Evaluating source quality

  • Is the publisher reputable?
  • Is it peer-reviewed?
  • Is it current?
  • What is the citation count?

Manage your bibliography

  • Record the bibliographical information for sources you think are noteworthy
  • Far better to do this up front than waiting until you write the paper - you will forget about some of your sources
  • Citation management

BibTeX

  • Store bibliographic information in plain-text .bib files
  • Easily incorporate citations into \(\LaTeX\) and R Markdown documents
  • I think it works for Microsoft Word as well?
  • Automatically generates your works cited page

A note on citation style

  • I don’t care which style you use, just be consistent
  • Using BibTeX or other citation managers ensures consistency in formatting
  • If you still have trouble understanding how to integrate your sources into your writing (e.g. when to cite, how to paraphrase) read chapter 14 in Booth or ask me.

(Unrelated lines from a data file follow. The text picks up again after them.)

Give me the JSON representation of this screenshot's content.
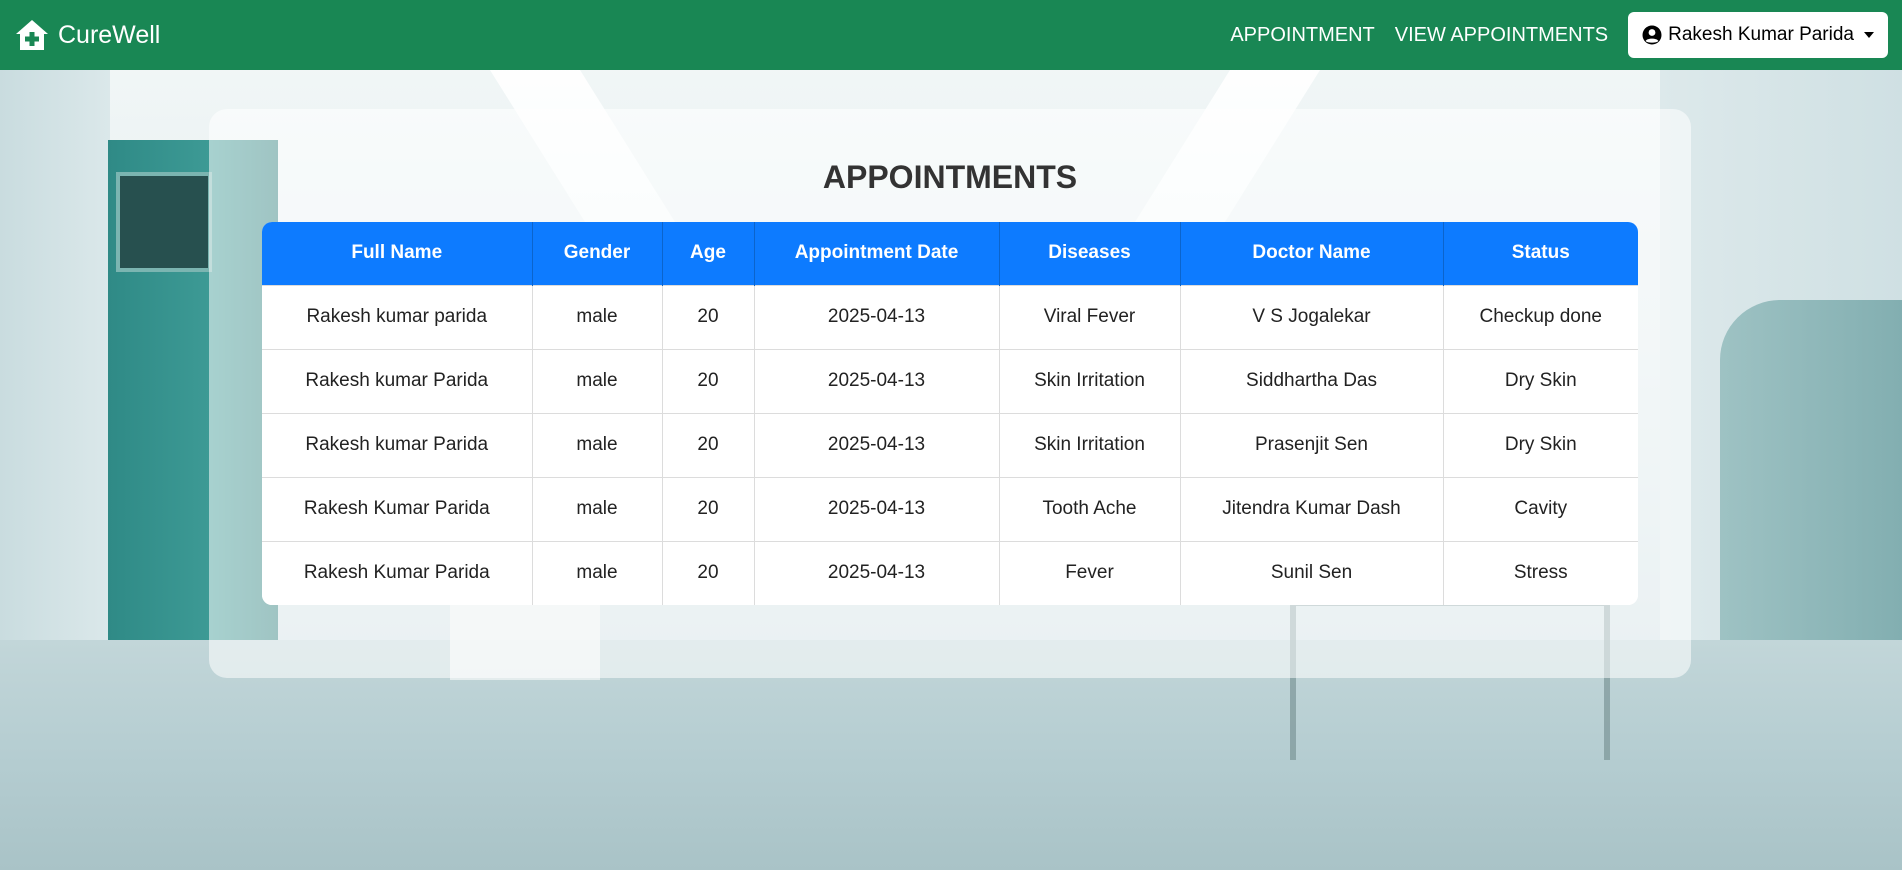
{
  "navbar": {
    "brand": "CureWell",
    "links": [
      "APPOINTMENT",
      "VIEW APPOINTMENTS"
    ],
    "user": "Rakesh Kumar Parida",
    "bg_color": "#198754"
  },
  "panel": {
    "title": "APPOINTMENTS"
  },
  "table": {
    "header_color": "#0d7bff",
    "columns": [
      "Full Name",
      "Gender",
      "Age",
      "Appointment Date",
      "Diseases",
      "Doctor Name",
      "Status"
    ],
    "rows": [
      [
        "Rakesh kumar parida",
        "male",
        "20",
        "2025-04-13",
        "Viral Fever",
        "V S Jogalekar",
        "Checkup done"
      ],
      [
        "Rakesh kumar Parida",
        "male",
        "20",
        "2025-04-13",
        "Skin Irritation",
        "Siddhartha Das",
        "Dry Skin"
      ],
      [
        "Rakesh kumar Parida",
        "male",
        "20",
        "2025-04-13",
        "Skin Irritation",
        "Prasenjit Sen",
        "Dry Skin"
      ],
      [
        "Rakesh Kumar Parida",
        "male",
        "20",
        "2025-04-13",
        "Tooth Ache",
        "Jitendra Kumar Dash",
        "Cavity"
      ],
      [
        "Rakesh Kumar Parida",
        "male",
        "20",
        "2025-04-13",
        "Fever",
        "Sunil Sen",
        "Stress"
      ]
    ]
  }
}
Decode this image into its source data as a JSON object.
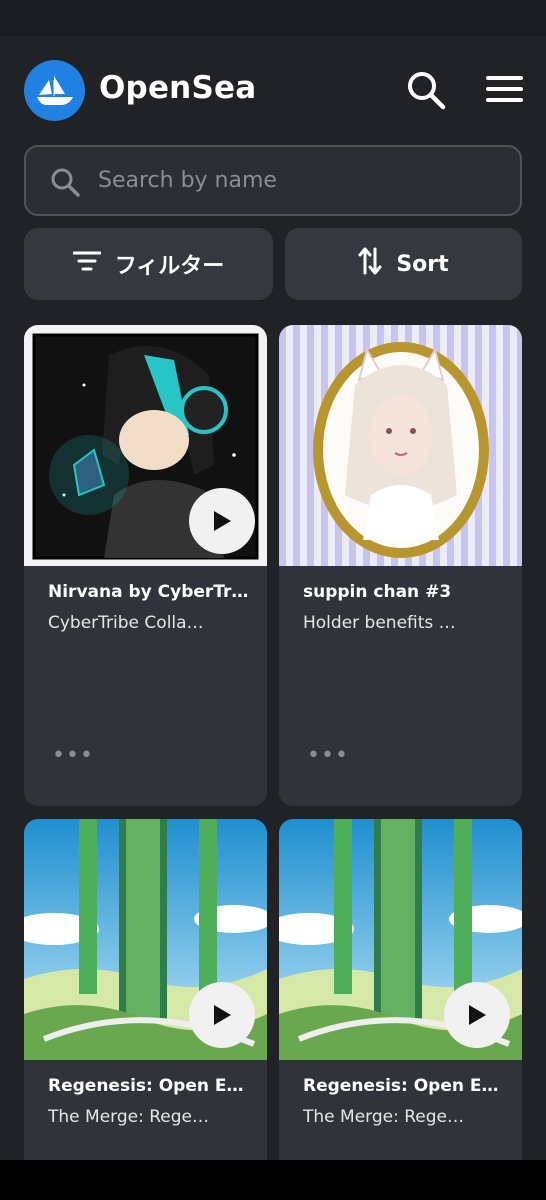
{
  "header": {
    "brand": "OpenSea",
    "logo_icon": "opensea-ship-icon",
    "search_icon": "search-icon",
    "menu_icon": "hamburger-menu-icon"
  },
  "search": {
    "placeholder": "Search by name",
    "icon": "search-icon"
  },
  "controls": {
    "filter_label": "フィルター",
    "filter_icon": "filter-lines-icon",
    "sort_label": "Sort",
    "sort_icon": "sort-arrows-icon"
  },
  "cards": [
    {
      "title": "Nirvana by CyberTri…",
      "subtitle": "CyberTribe Colla…",
      "has_video": true,
      "more": "•••"
    },
    {
      "title": "suppin chan #3",
      "subtitle": "Holder benefits …",
      "has_video": false,
      "more": "•••"
    },
    {
      "title": "Regenesis: Open Edit…",
      "subtitle": "The Merge: Rege…",
      "has_video": true
    },
    {
      "title": "Regenesis: Open Edit…",
      "subtitle": "The Merge: Rege…",
      "has_video": true
    }
  ],
  "colors": {
    "background": "#202225",
    "card": "#303339",
    "accent": "#2081e2"
  }
}
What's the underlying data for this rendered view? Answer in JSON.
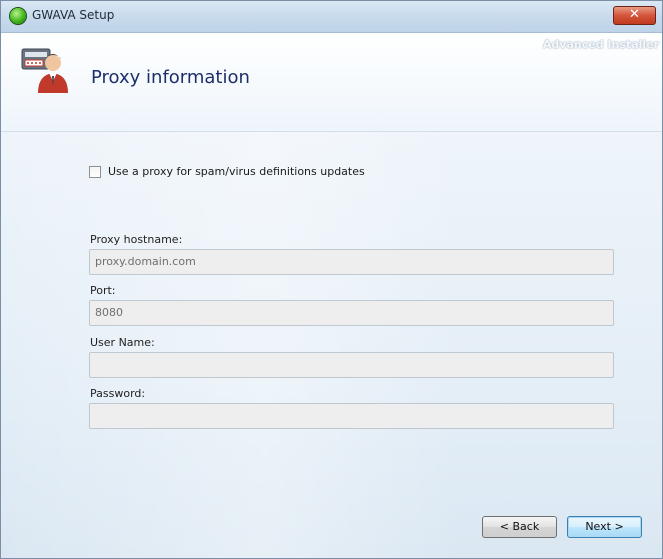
{
  "window": {
    "title": "GWAVA Setup",
    "close_label": "✕",
    "brand": "Advanced Installer"
  },
  "header": {
    "title": "Proxy information",
    "icon": "user-with-credentials-icon"
  },
  "form": {
    "use_proxy": {
      "label": "Use a proxy for spam/virus definitions updates",
      "checked": false
    },
    "hostname": {
      "label": "Proxy hostname:",
      "value": "proxy.domain.com"
    },
    "port": {
      "label": "Port:",
      "value": "8080"
    },
    "username": {
      "label": "User Name:",
      "value": ""
    },
    "password": {
      "label": "Password:",
      "value": ""
    }
  },
  "buttons": {
    "back": "< Back",
    "next": "Next >"
  },
  "colors": {
    "title_text": "#1c2f6b",
    "close_button": "#c13a1f",
    "accent": "#3c7fb1"
  }
}
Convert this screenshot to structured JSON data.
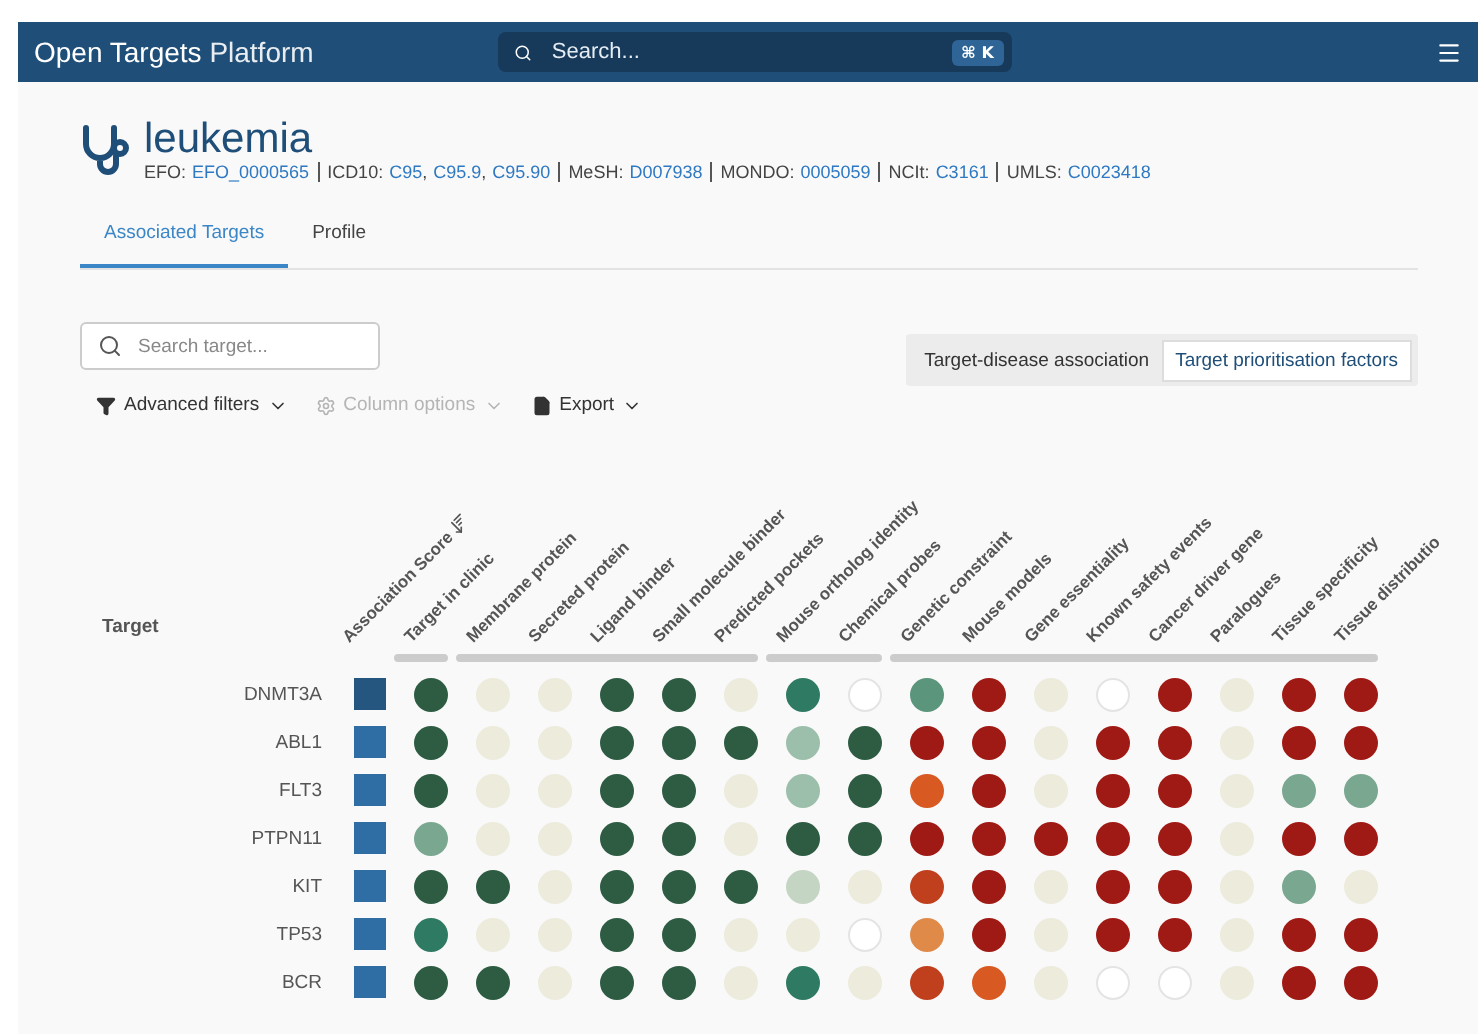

Developing a research design

  • Is your question a what/how/why question?
  • If it is purely a descriptive/what question
    • choose an observational design
    • design a survey
  • If you want heterogeneity/mechanisms
    • go big
  • If you want to test a causal claim
    • come up with a quasi-experimental design
    • or conduct a real experiment

Where do you get data?

  • Does the data in principle already exist?
  • If yes, is it analog or digital?
    • If analog, how do you turn it into digital?
    • Machine-coding
    • Human computation
    • If digital, how hard is it to get it?

Where do you get data?

  • Does the data in principle already exist?
  • If no, how would you create it?
    • Survey
    • Mass collaboration
    • Simulation
  • Does the data allow you to answer your question?
    • If no, could you change your question?